| |
| |
| |
Het sprookje van de groene spiegel
We mogen dan onder een stolp wonen van weemoed en in huizen van sleur ons zelf verliezen, toch zijn er nog luchtkastelen. De lucht is er vol van. Waar aan de ene kant van het huis van de dichter een kapper en aan de andere kant een kruidenier woonde, daar woonde hij zelf in een kasteel van gedroomd glas. Het is misschien niet nuttig om op de tinnen van zijn verlangens naar de toekomst te zitten kijken als alle andere mensen werken, maar wie weet... droomt de kapper zich bij tijd en wijle een luchtkasteel van scheerschuim, waarin zwartgebaarde rijkaards het geluk met hem delen.
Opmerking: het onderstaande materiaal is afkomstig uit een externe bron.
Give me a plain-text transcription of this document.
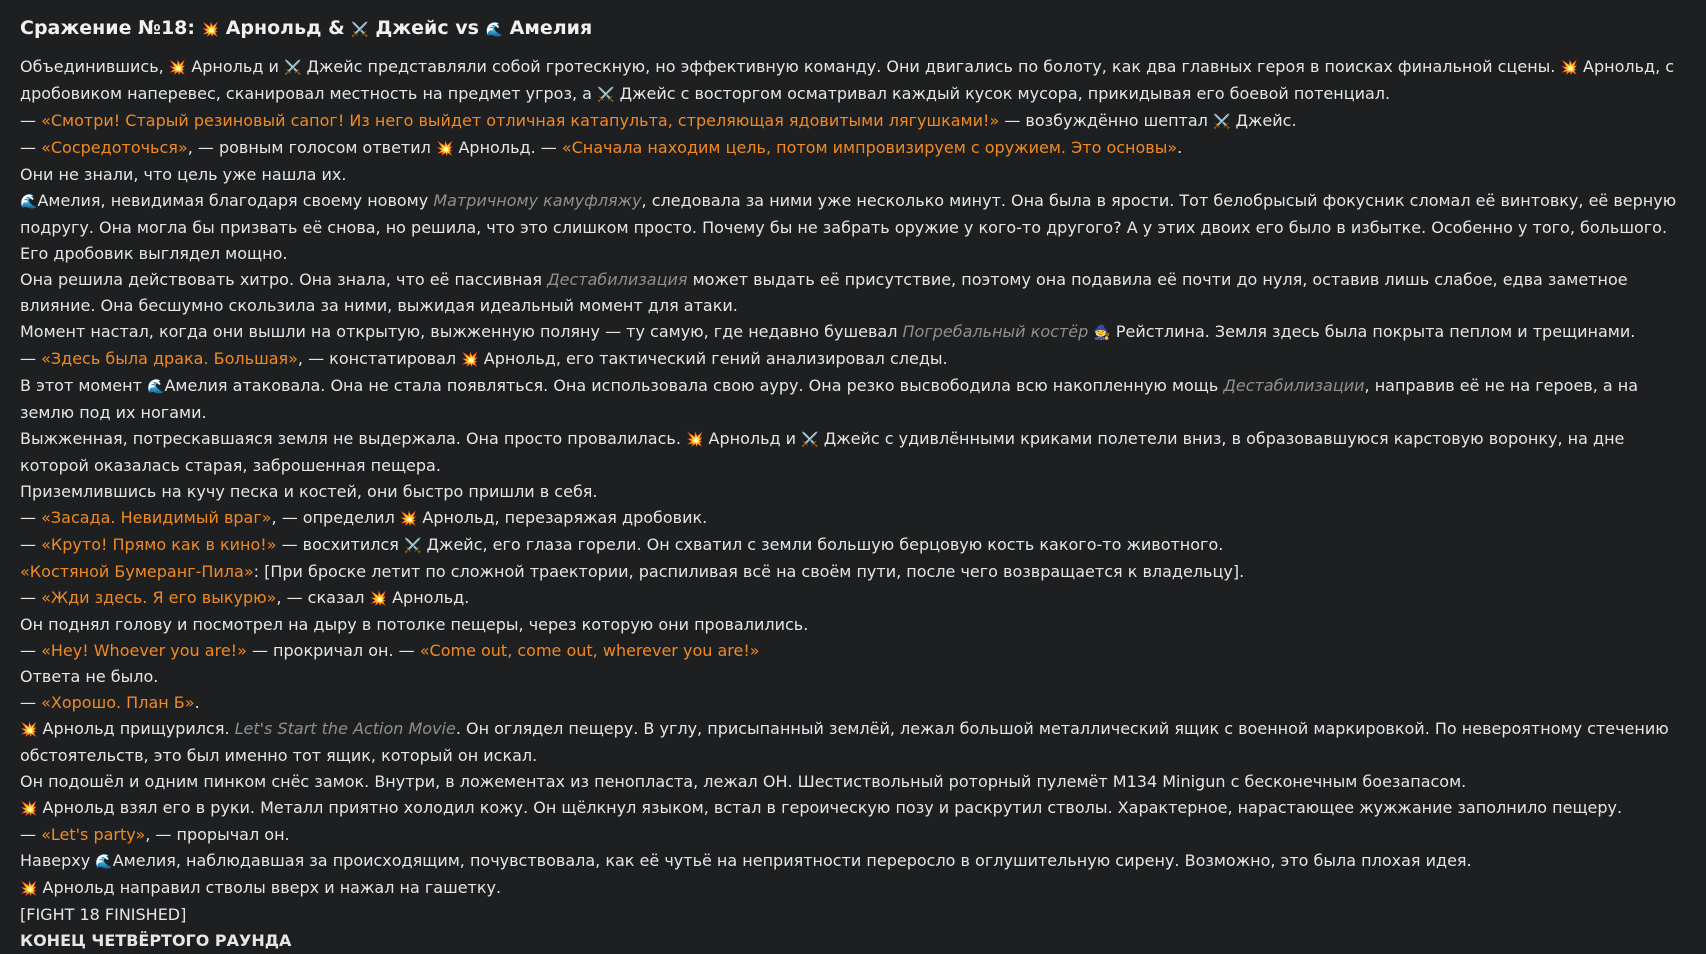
Сражение №18: 💥 Арнольд & ⚔️ Джейс vs 🌊 Амелия

Объединившись, 💥 Арнольд и ⚔️ Джейс представляли собой гротескную, но эффективную команду. Они двигались по болоту, как два главных героя в поисках финальной сцены. 💥 Арнольд, с дробовиком наперевес, сканировал местность на предмет угроз, а ⚔️ Джейс с восторгом осматривал каждый кусок мусора, прикидывая его боевой потенциал.

— «Смотри! Старый резиновый сапог! Из него выйдет отличная катапульта, стреляющая ядовитыми лягушками!» — возбуждённо шептал ⚔️ Джейс.

— «Сосредоточься», — ровным голосом ответил 💥 Арнольд. — «Сначала находим цель, потом импровизируем с оружием. Это основы».

Они не знали, что цель уже нашла их.

🌊Амелия, невидимая благодаря своему новому Матричному камуфляжу, следовала за ними уже несколько минут. Она была в ярости. Тот белобрысый фокусник сломал её винтовку, её верную подругу. Она могла бы призвать её снова, но решила, что это слишком просто. Почему бы не забрать оружие у кого-то другого? А у этих двоих его было в избытке. Особенно у того, большого. Его дробовик выглядел мощно.

Она решила действовать хитро. Она знала, что её пассивная Дестабилизация может выдать её присутствие, поэтому она подавила её почти до нуля, оставив лишь слабое, едва заметное влияние. Она бесшумно скользила за ними, выжидая идеальный момент для атаки.

Момент настал, когда они вышли на открытую, выжженную поляну — ту самую, где недавно бушевал Погребальный костёр 🧙 Рейстлина. Земля здесь была покрыта пеплом и трещинами.

— «Здесь была драка. Большая», — констатировал 💥 Арнольд, его тактический гений анализировал следы.

В этот момент 🌊Амелия атаковала. Она не стала появляться. Она использовала свою ауру. Она резко высвободила всю накопленную мощь Дестабилизации, направив её не на героев, а на землю под их ногами.

Выжженная, потрескавшаяся земля не выдержала. Она просто провалилась. 💥 Арнольд и ⚔️ Джейс с удивлёнными криками полетели вниз, в образовавшуюся карстовую воронку, на дне которой оказалась старая, заброшенная пещера.

Приземлившись на кучу песка и костей, они быстро пришли в себя.

— «Засада. Невидимый враг», — определил 💥 Арнольд, перезаряжая дробовик.

— «Круто! Прямо как в кино!» — восхитился ⚔️ Джейс, его глаза горели. Он схватил с земли большую берцовую кость какого-то животного.

«Костяной Бумеранг-Пила»: [При броске летит по сложной траектории, распиливая всё на своём пути, после чего возвращается к владельцу].

— «Жди здесь. Я его выкурю», — сказал 💥 Арнольд.

Он поднял голову и посмотрел на дыру в потолке пещеры, через которую они провалились.

— «Hey! Whoever you are!» — прокричал он. — «Come out, come out, wherever you are!»

Ответа не было.

— «Хорошо. План Б».

💥 Арнольд прищурился. Let's Start the Action Movie. Он оглядел пещеру. В углу, присыпанный землёй, лежал большой металлический ящик с военной маркировкой. По невероятному стечению обстоятельств, это был именно тот ящик, который он искал.

Он подошёл и одним пинком снёс замок. Внутри, в ложементах из пенопласта, лежал ОН. Шестиствольный роторный пулемёт M134 Minigun с бесконечным боезапасом.

💥 Арнольд взял его в руки. Металл приятно холодил кожу. Он щёлкнул языком, встал в героическую позу и раскрутил стволы. Характерное, нарастающее жужжание заполнило пещеру.

— «Let's party», — прорычал он.

Наверху 🌊Амелия, наблюдавшая за происходящим, почувствовала, как её чутьё на неприятности переросло в оглушительную сирену. Возможно, это была плохая идея.

💥 Арнольд направил стволы вверх и нажал на гашетку.

[FIGHT 18 FINISHED]

КОНЕЦ ЧЕТВЁРТОГО РАУНДА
De kruidenier echter droomde nooit en hij zal nooit dromen. Bij het licht van de volle maan keek de dichter in zijn tuin waar de kinderen een sneeuwman hadden gemaakt en waar een vogelverschrikker een winter over was gebleven. Zo zijn het de kleine dingen die ons omsluiten; zei de dichter en keek naar de kleine achtertuin van de bakker en naar de kleine wereld. En was het versleten vloerkleed waarop hij dagelijks liep niet even betoverd als alle dingen die bij ons gaan horen?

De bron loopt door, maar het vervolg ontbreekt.